My dad helped his kids move. All 5 of us and we moved a lot. I remember him suggesting that we consider buying inflatable furniture. My dad had a good sense of humour. He gave his time and energy to people in need. He volunteered at the Out of the Cold program at St. Mike’s hospital in downtown Toronto. They took in homeless people overnight during the winter. My mom told me recently that one day, during this time, he mentioned that he had to bring one of the men in the program to the emergency room because his foot was really bad. My mom asked how he discovered this and he told her that he was cutting this man’s toe nails.

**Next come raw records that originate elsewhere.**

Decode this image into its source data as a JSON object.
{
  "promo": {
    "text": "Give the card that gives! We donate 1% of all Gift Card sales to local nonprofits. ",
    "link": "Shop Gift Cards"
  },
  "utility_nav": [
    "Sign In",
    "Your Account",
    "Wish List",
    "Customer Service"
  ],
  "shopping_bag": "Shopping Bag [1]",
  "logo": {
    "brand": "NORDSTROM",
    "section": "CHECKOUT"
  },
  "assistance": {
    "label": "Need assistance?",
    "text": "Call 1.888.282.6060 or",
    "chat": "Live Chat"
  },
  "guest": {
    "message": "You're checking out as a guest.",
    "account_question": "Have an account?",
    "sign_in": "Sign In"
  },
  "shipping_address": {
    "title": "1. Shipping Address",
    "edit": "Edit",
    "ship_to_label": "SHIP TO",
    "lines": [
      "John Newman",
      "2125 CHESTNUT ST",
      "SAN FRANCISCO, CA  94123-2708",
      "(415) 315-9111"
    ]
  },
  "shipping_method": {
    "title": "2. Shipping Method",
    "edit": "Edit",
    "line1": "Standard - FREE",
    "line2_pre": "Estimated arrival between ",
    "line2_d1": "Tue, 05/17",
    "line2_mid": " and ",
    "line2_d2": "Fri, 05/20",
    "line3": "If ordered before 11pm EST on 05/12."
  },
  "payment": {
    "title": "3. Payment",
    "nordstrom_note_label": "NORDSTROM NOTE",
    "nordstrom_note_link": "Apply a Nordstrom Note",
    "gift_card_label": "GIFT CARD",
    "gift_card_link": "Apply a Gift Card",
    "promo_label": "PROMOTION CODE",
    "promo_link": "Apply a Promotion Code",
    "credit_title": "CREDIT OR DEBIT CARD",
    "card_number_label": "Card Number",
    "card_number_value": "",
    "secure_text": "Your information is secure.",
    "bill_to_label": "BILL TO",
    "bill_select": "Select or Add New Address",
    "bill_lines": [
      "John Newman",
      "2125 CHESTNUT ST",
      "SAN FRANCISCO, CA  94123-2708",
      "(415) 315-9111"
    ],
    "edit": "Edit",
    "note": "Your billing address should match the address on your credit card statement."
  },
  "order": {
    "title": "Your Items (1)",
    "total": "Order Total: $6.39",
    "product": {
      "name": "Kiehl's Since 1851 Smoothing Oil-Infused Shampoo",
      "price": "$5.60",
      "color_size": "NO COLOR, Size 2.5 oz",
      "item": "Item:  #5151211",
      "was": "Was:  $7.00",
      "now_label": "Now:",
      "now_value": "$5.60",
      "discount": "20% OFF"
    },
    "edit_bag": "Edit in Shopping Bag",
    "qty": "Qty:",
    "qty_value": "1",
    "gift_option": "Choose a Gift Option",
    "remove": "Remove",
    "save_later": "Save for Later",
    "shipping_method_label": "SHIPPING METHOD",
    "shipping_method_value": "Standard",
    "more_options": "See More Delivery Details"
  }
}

He did perform selfless acts but that was not what made my dad special. He was special because of who he was. Those of us who knew him, have a sense of that unique quality that was Joe Hayden. We can use descriptive words like kind, gentle, funny and all of these words are true. But there are other kind, gentle, funny people who are not my dad. He was one of a kind. A unique being that we had the honour to know. We know this now, without any doubt, this essence that was my dad that made him so valuable. Unfortunately, he didn’t know this.
My father experienced an inner battle, one that caused him to feel what people describe as depression. At times, this made it an exquisite effort to do things that others might do effortlessly. We all have an inner life that others may not be aware of. I have experienced this inner battle and it was at it’s worst after my son was born. I know that sometimes, just dropping your child off to their lessons can be a courageous act when the battle is raging.
My dad, this unique and truly lovable person we all knew him to be, didn’t realize that just being who he was, was enough. I think if he did, the battle would have been won long ago. Many of us have trouble with this and I wonder if as a tribute to my dad, we may all start to realize the truth of it. Something we know without a doubt about my father is also true about each and every one of us. The greatest gift my dad gave us was the gift of himself. His unique, irreplaceable, lovely self. We all give that gift every day. Knowing this can make a huge difference in our lives and in the world. This is the final lesson my dad taught me, his final gift that I’m passing onto you.